After transfection of mPSCs, aspirate the media from the six-well plate. Then add 200 microliters of trypsin into each well. Swirl and incubate for 30 seconds at 37 degrees Celsius.
Tap the side of the plate and add 200 microliters of ice cold FACS buffer. Using a P200 pipette, mix the contents of each well to dislodge cells and make single cell solutions. Transfer 200 microliters from each well to the appropriate well on the 96-well plate Centrifuge the plate at 300 G for five minutes.

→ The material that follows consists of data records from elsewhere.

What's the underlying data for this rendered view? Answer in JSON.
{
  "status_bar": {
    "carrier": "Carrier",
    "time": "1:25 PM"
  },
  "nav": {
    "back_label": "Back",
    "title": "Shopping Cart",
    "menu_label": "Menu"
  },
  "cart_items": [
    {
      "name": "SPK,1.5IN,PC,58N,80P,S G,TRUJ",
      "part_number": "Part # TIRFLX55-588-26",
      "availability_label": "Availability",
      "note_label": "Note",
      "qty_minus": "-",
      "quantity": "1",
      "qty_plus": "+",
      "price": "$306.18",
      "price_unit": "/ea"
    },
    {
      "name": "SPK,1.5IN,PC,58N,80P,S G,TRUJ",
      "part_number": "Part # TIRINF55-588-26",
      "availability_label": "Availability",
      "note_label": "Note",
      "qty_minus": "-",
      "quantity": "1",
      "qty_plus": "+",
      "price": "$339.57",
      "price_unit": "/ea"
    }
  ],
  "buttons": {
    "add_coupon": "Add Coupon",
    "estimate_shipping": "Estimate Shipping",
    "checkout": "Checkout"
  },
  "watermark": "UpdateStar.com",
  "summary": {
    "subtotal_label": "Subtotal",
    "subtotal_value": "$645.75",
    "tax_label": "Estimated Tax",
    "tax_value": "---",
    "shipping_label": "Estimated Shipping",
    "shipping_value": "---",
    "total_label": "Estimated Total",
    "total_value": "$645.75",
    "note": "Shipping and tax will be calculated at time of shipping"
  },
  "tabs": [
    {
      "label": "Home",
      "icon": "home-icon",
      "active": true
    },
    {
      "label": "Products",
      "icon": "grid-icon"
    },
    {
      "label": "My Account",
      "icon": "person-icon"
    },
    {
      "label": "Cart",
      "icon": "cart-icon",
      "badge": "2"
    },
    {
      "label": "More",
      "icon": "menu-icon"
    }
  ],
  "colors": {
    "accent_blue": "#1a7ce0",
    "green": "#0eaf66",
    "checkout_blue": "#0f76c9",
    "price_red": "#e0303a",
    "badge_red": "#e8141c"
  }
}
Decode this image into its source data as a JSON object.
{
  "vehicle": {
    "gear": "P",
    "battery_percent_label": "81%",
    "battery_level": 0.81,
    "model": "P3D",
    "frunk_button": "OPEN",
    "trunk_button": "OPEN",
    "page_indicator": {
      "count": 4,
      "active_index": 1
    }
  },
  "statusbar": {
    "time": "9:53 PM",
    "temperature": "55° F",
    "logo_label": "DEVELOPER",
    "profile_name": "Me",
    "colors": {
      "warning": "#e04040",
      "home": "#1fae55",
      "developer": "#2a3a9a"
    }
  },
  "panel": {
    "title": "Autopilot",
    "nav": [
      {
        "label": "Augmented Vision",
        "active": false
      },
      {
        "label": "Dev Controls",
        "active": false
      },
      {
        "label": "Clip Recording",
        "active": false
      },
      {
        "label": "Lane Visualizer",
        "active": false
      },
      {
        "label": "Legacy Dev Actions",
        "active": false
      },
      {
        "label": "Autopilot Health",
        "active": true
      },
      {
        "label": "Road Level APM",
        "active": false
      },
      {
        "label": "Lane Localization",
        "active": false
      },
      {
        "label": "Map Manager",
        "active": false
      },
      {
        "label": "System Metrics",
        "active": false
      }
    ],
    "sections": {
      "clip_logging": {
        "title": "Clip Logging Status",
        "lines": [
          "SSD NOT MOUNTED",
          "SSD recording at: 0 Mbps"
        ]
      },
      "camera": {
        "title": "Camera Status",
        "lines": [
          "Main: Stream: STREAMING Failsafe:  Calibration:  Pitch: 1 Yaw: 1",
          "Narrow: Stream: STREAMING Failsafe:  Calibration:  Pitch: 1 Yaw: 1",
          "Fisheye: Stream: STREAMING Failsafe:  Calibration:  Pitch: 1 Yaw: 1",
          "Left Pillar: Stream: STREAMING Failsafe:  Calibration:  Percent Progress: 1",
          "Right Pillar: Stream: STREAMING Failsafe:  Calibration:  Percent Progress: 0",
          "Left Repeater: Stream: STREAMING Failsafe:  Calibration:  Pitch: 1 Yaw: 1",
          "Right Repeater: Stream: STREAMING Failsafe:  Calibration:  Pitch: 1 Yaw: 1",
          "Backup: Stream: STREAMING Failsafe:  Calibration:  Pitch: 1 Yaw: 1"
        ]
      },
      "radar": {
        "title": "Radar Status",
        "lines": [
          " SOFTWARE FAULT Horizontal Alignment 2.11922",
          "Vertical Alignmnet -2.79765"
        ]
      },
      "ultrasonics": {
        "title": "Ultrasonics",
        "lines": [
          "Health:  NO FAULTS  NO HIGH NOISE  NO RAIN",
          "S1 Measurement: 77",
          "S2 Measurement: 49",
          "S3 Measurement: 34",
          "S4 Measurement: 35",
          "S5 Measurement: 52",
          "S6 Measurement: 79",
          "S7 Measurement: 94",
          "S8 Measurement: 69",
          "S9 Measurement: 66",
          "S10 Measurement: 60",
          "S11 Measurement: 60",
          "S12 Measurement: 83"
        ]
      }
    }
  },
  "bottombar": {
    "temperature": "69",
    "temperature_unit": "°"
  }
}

After centrifugation, resuspend the pellets in 150 microliters of FACS buffer before running the sample on a flow cytometer. Compared to reverse transfections, forward transections showed a significantly lower proportion of cells positive for the marker. Interestingly, forward Transfect did not deliver a significantly lower amount of DNA on average to the population of cells.
In reverse transections, incubation time significantly influenced the percentage of reporter positive cells. However, the average reporter expression in positive cells was not affected by incubation time. For both poly and co-transfection, a forward transfection significantly decreased the number of cells present at the chosen endpoint compared to reverse transfections.
In the case of reverse poly-transections, higher transfection efficiency and a broader dynamic range of well-represented DNA ratios were observed.